Now wait a minute beer and chocolate? Together? Can that work? Survey says a resounding yes. If you stop and think about it beer and chocolate are not that dissimilar with their composition of sweet and bitter elements. Chocolates can be sweet and milky, bitter and roasty, enhanced with herbs and spices and this is equally true for beers. We already know how well chocolate works when it is brewed into robust stouts and coffee porters so it was fun to see what happens when you put the two together in a tasting session.
The Chocolate Line-Up
Classic Dark Nymph – 64% dark chocolate with a subtle bitterness.
Sea Nymph – 64% dark with fleur de sel and toffee.
Twilight Nymph – 45% creamy milk chocolate.
Urban Nymph – 45% milk chocolate with coffee and caramelized cocoa nibs.
Garden Nymph – Rich white chocolate with tart dried cherries
The Beer Line-Up
Coney Island’s Albino Python – Lager meets hefeweizen; strong notes of ginger and fennel balanced with malt.

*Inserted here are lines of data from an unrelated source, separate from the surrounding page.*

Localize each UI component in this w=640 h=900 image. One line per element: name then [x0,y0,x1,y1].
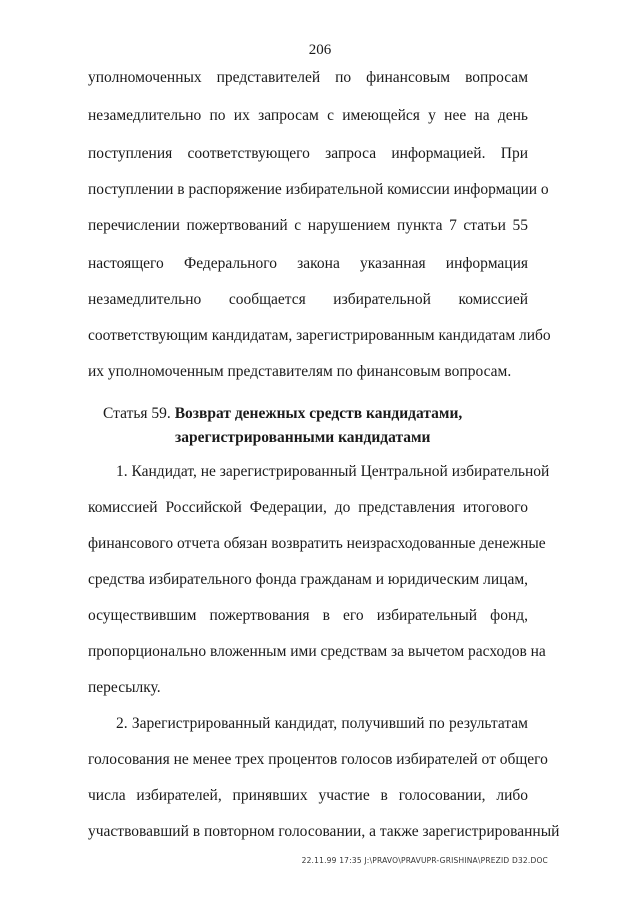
text-line: осуществившим пожертвования в его избирательный фонд, [88,607,528,624]
text-line: голосования не менее трех процентов голосов избирателей от общего [88,751,548,768]
page-number: 206 [308,42,332,58]
text-line: незамедлительно по их запросам с имеющейся у нее на день [88,107,528,124]
text-line: 2. Зарегистрированный кандидат, получивший по результатам [116,715,528,732]
text-line: настоящего Федерального закона указанная информация [88,255,528,272]
text-line: комиссией Российской Федерации, до представления итогового [88,499,528,516]
text-line: соответствующим кандидатам, зарегистрированным кандидатам либо [88,327,551,344]
text-line: 1. Кандидат, не зарегистрированный Центральной избирательной [116,463,550,480]
text-line: числа избирателей, принявших участие в голосовании, либо [88,787,528,804]
text-line: перечислении пожертвований с нарушением пункта 7 статьи 55 [88,217,528,234]
text-line: незамедлительно сообщается избирательной комиссией [88,291,528,308]
text-line: финансового отчета обязан возвратить неизрасходованные денежные [88,535,546,552]
article-title-continuation: зарегистрированными кандидатами [175,429,431,446]
text-line: средства избирательного фонда гражданам и юридическим лицам, [88,571,529,588]
text-line: пересылку. [88,679,161,696]
text-line: поступления соответствующего запроса информацией. При [88,145,528,162]
article-title: Возврат денежных средств кандидатами, [174,405,463,422]
text-line: уполномоченных представителей по финансовым вопросам [88,69,528,86]
text-line: поступлении в распоряжение избирательной комиссии информации о [88,181,549,198]
document-footer-path: 22.11.99 17:35 J:\PRAVO\PRAVUPR-GRISHINA\PREZID D32.DOC [301,856,548,865]
text-line: пропорционально вложенным ими средствам за вычетом расходов на [88,643,546,660]
article-number: Статья 59. [103,405,171,422]
text-line: участвовавший в повторном голосовании, а также зарегистрированный [88,823,560,840]
text-line: их уполномоченным представителям по финансовым вопросам. [88,363,512,380]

Tin Whistle’s Chocolate Cherry Porter – Light bodied Porter with lots of fruit on the nose.
Mort Subite Framboise –Bright, sweet lambic with a hint of tartness.
Youngs Double Chocolate – Rich chocolate nose and roast flavour with a bitter finish.
La Vache Folle Imperial Milk Stout – Lots of malt and yeastiness on the nose with a creamy mouthfeel.
Rogue Hazelnut Nutbrown Ale –Ton of nuttiness on the nose, clean and sweet to drink.
Cannery Brewing Maple Stout – Way too syrupy for the amount of body. Intensely sweet.
R&B Brewing Spirit Coffee Porter – Subtle coffee nose, tepid with a bit of a bitter finish.
Each taster glass was sampled with three pieces of chocolate chosen to draw attention to how different qualities in the beer are altered when paired with chocolates. At times I had difficulty discerning whether I did not like the taste of a particular beer or particular chocolate or the combination of the two but through some trial and error I perfected the technique of sipping the beer, then water, a bit of chocolate, then water, and finally the two together. It was hard work but someone had to step up!
Some of the pairings that worked particularly well include: Chocolate Cherry Porter and the Urban Nymph, Albino Python and Twilight Nymph, Mort Subite Framboise and Garden Nymph, Youngs Double Chocolate and Urban Nymph, Imperial Milk Stout and Twilight Nymph, and Hazelnut Nutbrown Ale and Twilight. A notable few that did NOT work well include: Spirit Coffee Porter and Garden Nymph, Hazelnut Nutbrown Ale and Urban Nymph, and Albino Python and Garden Nymph.
Overall thoughts on the evening: Some beers like the lambic and the maple stout are so flavourful that pairing is challenging since the beer can completely dominate the chocolate. White chocolate was particularly tough to pair successfully while the dark chocolate went well with everything but did little to enhance any of the beers. When pairing beer and chocolate complementary elements seemed to work best as opposed to drawing out bitterness with sweetness. The heavier the beer the more amicable it was to various pairings while the flavours in the lager were noticeably altered by each chocolate. Some pairings just did not work diminishing the tasting experience of both the beer and the chocolate but when it worked it was fantastic.